Fig. 5: Dysregulation of antigen presentation and interferon response in macrophages expressing SARS-CoV-2 PLpro.
From: Altered ISGylation drives aberrant macrophage-dependent immune responses during SARS-CoV-2 infection
a,b, Schematic of SARS-CoV-2 PLpro (WT (a) and mutant (b)) and their expression in macrophages verified by immunoblotting. c, Bulk ISGylation in type I IFN-treated macrophages expressing either the empty vector, WT PLpro or mutant PLpro in a dose-dependent manner. b,c, Immunoblots are representative of three biologically independent experiments. d,e, Surface staining of MHC-I in macrophages expressing either WT hemagglutinin (HA)-tagged PLpro (d) or the catalytic mutant HA-tagged PLpro (C111A) (e) of SARS-CoV-2. Cells were then treated with dsRNA to induce surface expression of MHC-I. For both samples (WT, mutant C111A) >90% of cells stained positive for HA-tagged PLpro and dsRNA. f,g, Same as d,e in cells expressing USP18 (WT (f) or C64R/C65R mutant (g)). h, Secretion of the indicated cytokines was measured using cytometric beads assay according to the manufacturer’s guidelines and flow cytometry.
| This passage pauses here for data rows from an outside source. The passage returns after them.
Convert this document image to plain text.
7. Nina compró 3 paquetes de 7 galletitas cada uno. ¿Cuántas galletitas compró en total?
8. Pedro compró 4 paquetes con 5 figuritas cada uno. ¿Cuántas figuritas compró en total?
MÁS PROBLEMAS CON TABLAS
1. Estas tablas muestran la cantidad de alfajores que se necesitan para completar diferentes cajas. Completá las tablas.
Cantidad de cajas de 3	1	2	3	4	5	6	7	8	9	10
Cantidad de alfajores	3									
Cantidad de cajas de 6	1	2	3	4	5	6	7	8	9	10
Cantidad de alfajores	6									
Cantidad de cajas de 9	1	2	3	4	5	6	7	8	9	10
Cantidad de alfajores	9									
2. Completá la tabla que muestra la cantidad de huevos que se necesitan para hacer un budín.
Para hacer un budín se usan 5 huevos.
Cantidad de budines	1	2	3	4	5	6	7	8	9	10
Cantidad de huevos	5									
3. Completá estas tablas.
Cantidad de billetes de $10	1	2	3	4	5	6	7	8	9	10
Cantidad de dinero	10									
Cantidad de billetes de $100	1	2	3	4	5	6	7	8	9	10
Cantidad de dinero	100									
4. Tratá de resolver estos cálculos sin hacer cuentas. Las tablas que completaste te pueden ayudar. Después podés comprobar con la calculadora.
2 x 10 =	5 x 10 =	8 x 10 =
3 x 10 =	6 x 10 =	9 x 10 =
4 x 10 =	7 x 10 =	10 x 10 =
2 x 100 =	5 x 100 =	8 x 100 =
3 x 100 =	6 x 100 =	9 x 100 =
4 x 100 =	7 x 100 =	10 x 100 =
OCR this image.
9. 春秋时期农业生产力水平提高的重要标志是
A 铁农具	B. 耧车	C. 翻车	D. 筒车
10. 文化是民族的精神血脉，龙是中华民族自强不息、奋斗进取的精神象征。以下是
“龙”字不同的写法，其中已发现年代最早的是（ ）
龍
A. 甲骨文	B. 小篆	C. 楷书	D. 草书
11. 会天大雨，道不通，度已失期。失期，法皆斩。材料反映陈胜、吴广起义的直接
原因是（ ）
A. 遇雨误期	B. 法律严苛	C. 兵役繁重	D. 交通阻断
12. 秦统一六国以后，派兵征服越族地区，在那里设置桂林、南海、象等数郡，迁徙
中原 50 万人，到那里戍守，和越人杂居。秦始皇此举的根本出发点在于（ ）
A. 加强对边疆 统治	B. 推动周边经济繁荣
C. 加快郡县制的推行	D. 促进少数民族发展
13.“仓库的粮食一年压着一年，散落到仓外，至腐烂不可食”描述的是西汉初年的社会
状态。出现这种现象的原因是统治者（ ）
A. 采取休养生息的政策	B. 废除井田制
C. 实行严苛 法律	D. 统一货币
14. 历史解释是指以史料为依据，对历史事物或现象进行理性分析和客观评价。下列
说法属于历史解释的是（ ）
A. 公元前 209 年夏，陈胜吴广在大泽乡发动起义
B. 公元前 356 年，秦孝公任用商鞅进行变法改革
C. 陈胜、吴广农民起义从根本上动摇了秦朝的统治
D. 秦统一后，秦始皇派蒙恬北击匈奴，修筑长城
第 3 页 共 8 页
The error bars represent the mean ± s.d. from four independent experiments. Data are displayed as the mean ± s.d. *P < 0.05 by two-tailed Mann–Whitney U-test versus control (empty vector matched cells). i, Supernatants from the cells described in h were collected and ISG15 was quantified by ISG15 sandwich ELISA. All data are displayed as the mean ± s.d. of four independent experiments. *P < 0.05 by two-tailed Mann–Whitney U-test versus control cells. j, ISG15 levels in the plasma samples collected from the patients with COVID-19 at their first week of disease onset. The error bars represent the mean ± s.d. *P < 0.05 by two-tailed Mann–Whitney U-test versus healthy donors (n = 38 for patients and n = 14 for healthy donors).